Within the Chimacum schools, Garrett noted, the food service program already was cooking meals from scratch at least one day a week before she arrived, but under her watch that’s increased to two or three days per week.

Garrett said the fundraiser has helped cover both equipment purchases and training for food service personnel to help them venture a bit further afield from the heat-and-serve model of school meals.

“We’ve been doing a little bit at a time,” Garrett said. “The white bean chili has done really well with the high school students, but it was too spicy for the elementary school students, even after we made it much milder. Each age group has a different palate. Primary school students prefer food that’s more mellow and are slower to try new things.”

To help connect the students with their meals, Garrett has explored the possibility of joining faculty in teaching some of the cooking classes so they can develop firsthand connections to menu items.

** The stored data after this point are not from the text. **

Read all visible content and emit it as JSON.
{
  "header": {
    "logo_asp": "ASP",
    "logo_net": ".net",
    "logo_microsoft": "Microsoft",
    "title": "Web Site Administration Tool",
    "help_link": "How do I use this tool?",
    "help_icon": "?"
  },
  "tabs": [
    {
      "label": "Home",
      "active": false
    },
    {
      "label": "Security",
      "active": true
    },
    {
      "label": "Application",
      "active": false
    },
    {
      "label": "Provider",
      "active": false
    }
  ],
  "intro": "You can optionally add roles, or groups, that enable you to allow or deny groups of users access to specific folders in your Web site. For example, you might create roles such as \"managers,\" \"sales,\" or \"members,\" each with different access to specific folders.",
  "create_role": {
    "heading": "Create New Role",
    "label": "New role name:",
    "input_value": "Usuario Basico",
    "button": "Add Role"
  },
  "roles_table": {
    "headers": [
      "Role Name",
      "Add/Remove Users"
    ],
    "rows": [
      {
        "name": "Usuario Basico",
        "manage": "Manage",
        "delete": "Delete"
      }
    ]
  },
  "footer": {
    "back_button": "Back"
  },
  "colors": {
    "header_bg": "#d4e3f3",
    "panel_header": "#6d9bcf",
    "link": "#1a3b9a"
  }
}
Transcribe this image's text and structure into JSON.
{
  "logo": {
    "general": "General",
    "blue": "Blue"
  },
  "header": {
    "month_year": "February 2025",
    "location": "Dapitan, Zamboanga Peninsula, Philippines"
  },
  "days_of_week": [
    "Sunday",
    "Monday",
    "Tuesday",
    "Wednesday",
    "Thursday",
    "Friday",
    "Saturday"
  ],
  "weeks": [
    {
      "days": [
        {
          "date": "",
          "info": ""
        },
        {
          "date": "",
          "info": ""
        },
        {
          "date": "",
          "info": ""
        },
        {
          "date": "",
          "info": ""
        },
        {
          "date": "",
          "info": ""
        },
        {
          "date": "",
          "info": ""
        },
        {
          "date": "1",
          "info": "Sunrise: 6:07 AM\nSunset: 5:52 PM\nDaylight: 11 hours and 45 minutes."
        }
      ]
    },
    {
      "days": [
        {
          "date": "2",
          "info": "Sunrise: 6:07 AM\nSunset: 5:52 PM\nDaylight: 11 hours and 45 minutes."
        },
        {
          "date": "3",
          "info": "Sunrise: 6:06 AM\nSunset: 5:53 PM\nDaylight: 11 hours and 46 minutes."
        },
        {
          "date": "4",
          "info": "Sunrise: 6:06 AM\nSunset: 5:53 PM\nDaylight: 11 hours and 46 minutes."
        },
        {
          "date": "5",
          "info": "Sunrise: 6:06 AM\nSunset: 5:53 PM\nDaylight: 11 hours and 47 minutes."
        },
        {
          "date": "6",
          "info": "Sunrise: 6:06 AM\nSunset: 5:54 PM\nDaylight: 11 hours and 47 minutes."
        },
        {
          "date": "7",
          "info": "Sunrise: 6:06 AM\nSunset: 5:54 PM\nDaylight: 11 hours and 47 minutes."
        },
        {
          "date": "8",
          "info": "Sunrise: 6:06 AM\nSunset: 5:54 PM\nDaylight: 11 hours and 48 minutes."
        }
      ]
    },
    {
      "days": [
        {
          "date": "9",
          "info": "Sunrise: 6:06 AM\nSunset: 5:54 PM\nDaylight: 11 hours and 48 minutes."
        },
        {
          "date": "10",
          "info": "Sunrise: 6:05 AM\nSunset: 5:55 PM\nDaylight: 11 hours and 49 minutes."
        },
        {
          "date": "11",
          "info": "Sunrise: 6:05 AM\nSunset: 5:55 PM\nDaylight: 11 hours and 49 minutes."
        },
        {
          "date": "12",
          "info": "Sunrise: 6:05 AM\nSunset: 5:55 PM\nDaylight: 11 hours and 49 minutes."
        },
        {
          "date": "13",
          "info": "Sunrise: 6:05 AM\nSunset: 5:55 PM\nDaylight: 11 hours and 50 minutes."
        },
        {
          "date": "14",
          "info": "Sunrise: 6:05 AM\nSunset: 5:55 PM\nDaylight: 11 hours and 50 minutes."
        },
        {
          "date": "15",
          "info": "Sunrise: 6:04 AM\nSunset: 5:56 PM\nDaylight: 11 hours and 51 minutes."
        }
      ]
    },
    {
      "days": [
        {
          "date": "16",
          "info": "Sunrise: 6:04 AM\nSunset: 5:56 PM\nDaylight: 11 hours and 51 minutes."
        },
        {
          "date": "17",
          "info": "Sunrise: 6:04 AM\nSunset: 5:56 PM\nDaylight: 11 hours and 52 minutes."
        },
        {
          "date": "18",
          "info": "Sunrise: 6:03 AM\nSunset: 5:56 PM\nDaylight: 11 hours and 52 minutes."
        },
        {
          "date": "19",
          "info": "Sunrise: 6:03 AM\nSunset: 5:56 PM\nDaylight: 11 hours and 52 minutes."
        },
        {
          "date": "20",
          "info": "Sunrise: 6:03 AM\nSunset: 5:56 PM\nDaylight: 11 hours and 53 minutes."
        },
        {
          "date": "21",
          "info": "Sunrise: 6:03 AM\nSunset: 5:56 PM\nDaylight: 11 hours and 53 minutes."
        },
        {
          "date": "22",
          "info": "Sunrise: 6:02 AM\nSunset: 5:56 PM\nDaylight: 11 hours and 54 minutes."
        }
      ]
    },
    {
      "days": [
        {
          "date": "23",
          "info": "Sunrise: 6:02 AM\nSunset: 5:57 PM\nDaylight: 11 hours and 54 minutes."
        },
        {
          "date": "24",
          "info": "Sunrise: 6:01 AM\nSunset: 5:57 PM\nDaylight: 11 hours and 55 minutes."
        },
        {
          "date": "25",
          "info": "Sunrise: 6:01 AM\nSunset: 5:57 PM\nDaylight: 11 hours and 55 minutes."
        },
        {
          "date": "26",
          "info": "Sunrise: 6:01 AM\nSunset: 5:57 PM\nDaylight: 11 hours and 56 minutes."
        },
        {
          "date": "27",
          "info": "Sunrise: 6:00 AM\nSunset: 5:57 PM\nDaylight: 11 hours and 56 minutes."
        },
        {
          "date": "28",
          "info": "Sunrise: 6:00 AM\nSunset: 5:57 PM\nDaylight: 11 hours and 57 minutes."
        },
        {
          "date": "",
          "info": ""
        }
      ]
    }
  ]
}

“I hope to use produce from Red Dog Farm in Chimacum before too long,” Garrett said. “I’ve been concentrating on our food service department’s upcoming state audit in February, but I’ve learned something new every day here.”

During the Chimacum School Board’s Nov. 28 meeting, teacher Jamie Jensen praised the food service program under Garrett as “really positive” and doing “exciting” things with its lunches, even as she conceded that “many students are scared to try new things.” To that end, Jensen suggested having faculty join the students in sampling the new menu choices to help ease them into the new cuisine.

At the same meeting, Chimacum School Board Chairman Mike Gould cited research findings that “you’re more likely to eat what you grow yourself,” and likewise lauded Garrett’s commitment to locally sourced and handmade meals.

“To me, when I see a tomato that’s fresh from the garden, and then compare it to one that’s store-bought, it’s like, how can you not think that’s the most wonderful thing in the world?” Garrett said.